If you’re an efficient landlord, you may be offered tax breaks in a bid to improve private rental accommodation.
The Chartered Institute of Housing (CIH) and the Resolution Foundation believe that landlords that agree to a minimum standards agreement should be given incentives to improve their investments.
The two groups think that extra legislation is needed to tackle rogue landlords. They are also calling for the abolishment of letting agent fees charged to tenants.
The organisations have calculated that private landlords receive around £7 billion in tax allowances each year in the UK. This includes allowances for repair and maintenance. However, there are currently little or no incentives for conducting work that takes a home above minimum standards.
Recent research from housing charity Shelter shows that over 200,000 tenants in England have been the victims of revenge evictions in the past year. These evictions are when landlords serve notices on their tenants when they have requested repair work on the property.
However, the CIH and Resolution Foundation found that one in three private rental homes do not reach minimum living standards.
The private rental sector has more than doubled since 1992, with 4m private rental homes in England at present, accounting for 18% of the total housing stock.
The amount of private tenants aged between 25-34 rose from 31% in 2008/09 to 45% in 2012/13.

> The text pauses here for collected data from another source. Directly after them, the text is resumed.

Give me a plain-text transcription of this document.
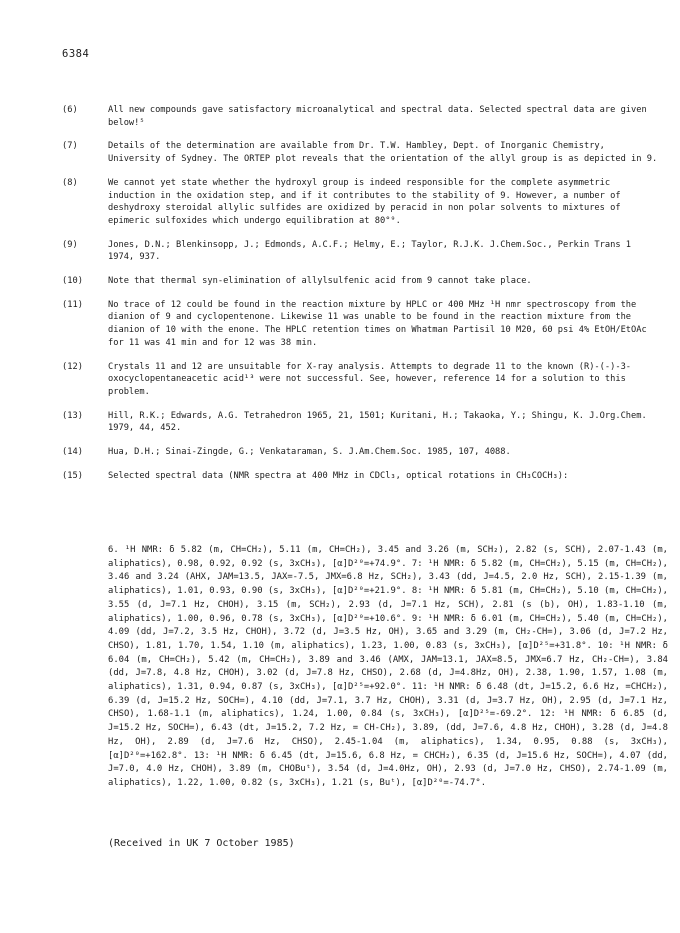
6384
(6)	All new compounds gave satisfactory microanalytical and spectral data. Selected spectral data are given below!⁵
(7)	Details of the determination are available from Dr. T.W. Hambley, Dept. of Inorganic Chemistry, University of Sydney. The ORTEP plot reveals that the orientation of the allyl group is as depicted in 9.
(8)	We cannot yet state whether the hydroxyl group is indeed responsible for the complete asymmetric induction in the oxidation step, and if it contributes to the stability of 9. However, a number of deshydroxy steroidal allylic sulfides are oxidized by peracid in non polar solvents to mixtures of epimeric sulfoxides which undergo equilibration at 80°⁹.
(9)	Jones, D.N.; Blenkinsopp, J.; Edmonds, A.C.F.; Helmy, E.; Taylor, R.J.K. J.Chem.Soc., Perkin Trans 1 1974, 937.
(10)	Note that thermal syn-elimination of allylsulfenic acid from 9 cannot take place.
(11)	No trace of 12 could be found in the reaction mixture by HPLC or 400 MHz ¹H nmr spectroscopy from the dianion of 9 and cyclopentenone. Likewise 11 was unable to be found in the reaction mixture from the dianion of 10 with the enone. The HPLC retention times on Whatman Partisil 10 M20, 60 psi 4% EtOH/EtOAc for 11 was 41 min and for 12 was 38 min.
(12)	Crystals 11 and 12 are unsuitable for X-ray analysis. Attempts to degrade 11 to the known (R)-(-)-3-oxocyclopentaneacetic acid¹³ were not successful. See, however, reference 14 for a solution to this problem.
(13)	Hill, R.K.; Edwards, A.G. Tetrahedron 1965, 21, 1501; Kuritani, H.; Takaoka, Y.; Shingu, K. J.Org.Chem. 1979, 44, 452.
(14)	Hua, D.H.; Sinai-Zingde, G.; Venkataraman, S. J.Am.Chem.Soc. 1985, 107, 4088.
(15)	Selected spectral data (NMR spectra at 400 MHz in CDCl₃, optical rotations in CH₃COCH₃):
6. ¹H NMR: δ 5.82 (m, CH=CH₂), 5.11 (m, CH=CH₂), 3.45 and 3.26 (m, SCH₂), 2.82 (s, SCH), 2.07-1.43 (m, aliphatics), 0.98, 0.92, 0.92 (s, 3xCH₃), [α]D²⁰=+74.9°. 7: ¹H NMR: δ 5.82 (m, CH=CH₂), 5.15 (m, CH=CH₂), 3.46 and 3.24 (AHX, JAM=13.5, JAX=-7.5, JMX=6.8 Hz, SCH₂), 3.43 (dd, J=4.5, 2.0 Hz, SCH), 2.15-1.39 (m, aliphatics), 1.01, 0.93, 0.90 (s, 3xCH₃), [α]D²⁰=+21.9°. 8: ¹H NMR: δ 5.81 (m, CH=CH₂), 5.10 (m, CH=CH₂), 3.55 (d, J=7.1 Hz, CHOH), 3.15 (m, SCH₂), 2.93 (d, J=7.1 Hz, SCH), 2.81 (s (b), OH), 1.83-1.10 (m, aliphatics), 1.00, 0.96, 0.78 (s, 3xCH₃), [α]D²⁰=+10.6°. 9: ¹H NMR: δ 6.01 (m, CH=CH₂), 5.40 (m, CH=CH₂), 4.09 (dd, J=7.2, 3.5 Hz, CHOH), 3.72 (d, J=3.5 Hz, OH), 3.65 and 3.29 (m, CH₂-CH=), 3.06 (d, J=7.2 Hz, CHSO), 1.81, 1.70, 1.54, 1.10 (m, aliphatics), 1.23, 1.00, 0.83 (s, 3xCH₃), [α]D²⁵=+31.8°. 10: ¹H NMR: δ 6.04 (m, CH=CH₂), 5.42 (m, CH=CH₂), 3.89 and 3.46 (AMX, JAM=13.1, JAX=8.5, JMX=6.7 Hz, CH₂-CH=), 3.84 (dd, J=7.8, 4.8 Hz, CHOH), 3.02 (d, J=7.8 Hz, CHSO), 2.68 (d, J=4.8Hz, OH), 2.38, 1.90, 1.57, 1.08 (m, aliphatics), 1.31, 0.94, 0.87 (s, 3xCH₃), [α]D²⁵=+92.0°. 11: ¹H NMR: δ 6.48 (dt, J=15.2, 6.6 Hz, =CHCH₂), 6.39 (d, J=15.2 Hz, SOCH=), 4.10 (dd, J=7.1, 3.7 Hz, CHOH), 3.31 (d, J=3.7 Hz, OH), 2.95 (d, J=7.1 Hz, CHSO), 1.68-1.1 (m, aliphatics), 1.24, 1.00, 0.84 (s, 3xCH₃), [α]D²⁵=-69.2°. 12: ¹H NMR: δ 6.85 (d, J=15.2 Hz, SOCH=), 6.43 (dt, J=15.2, 7.2 Hz, = CH-CH₂), 3.89, (dd, J=7.6, 4.8 Hz, CHOH), 3.28 (d, J=4.8 Hz, OH), 2.89 (d, J=7.6 Hz, CHSO), 2.45-1.04 (m, aliphatics), 1.34, 0.95, 0.88 (s, 3xCH₃), [α]D²⁰=+162.8°. 13: ¹H NMR: δ 6.45 (dt, J=15.6, 6.8 Hz, = CHCH₂), 6.35 (d, J=15.6 Hz, SOCH=), 4.07 (dd, J=7.0, 4.0 Hz, CHOH), 3.89 (m, CHOBuᵗ), 3.54 (d, J=4.0Hz, OH), 2.93 (d, J=7.0 Hz, CHSO), 2.74-1.09 (m, aliphatics), 1.22, 1.00, 0.82 (s, 3xCH₃), 1.21 (s, Buᵗ), [α]D²⁰=-74.7°.
(Received in UK 7 October 1985)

The CIH’s Chief Executive, Grainia Long, says that living conditions in the private rental sector must be addressed: “This Government has focused on measures to boost homeownership, but with more and more people living in the private rented sector, including more older people, more families with children and more vulnerable people from the housing waiting list, it’s vital that we look at new ways to raise standards.
“The cost of housing means that for many people, the private rented sector is the only option, but too many of them are having to put up with poor standards and insecurity.
“Ultimately, we want people to have a good choice of housing at a price they can afford, so we need to make private rent a better option.”
The Deputy Chief Executive of the Resolution Foundation, Vidhya Alakeson, adds: “Many landlords already benefit from generous public subsidy, but, while many of them are responsible, not all of them give anything in return.
“By introducing the principle of getting something for something from this investment, we could ensure that housing is improved and works better for both tenants and landlords. Government should incentivise those who work to raise their game in order to improve the overall standards of private renting.”
Do you think this is a good idea? And would it encourage you to improve your properties?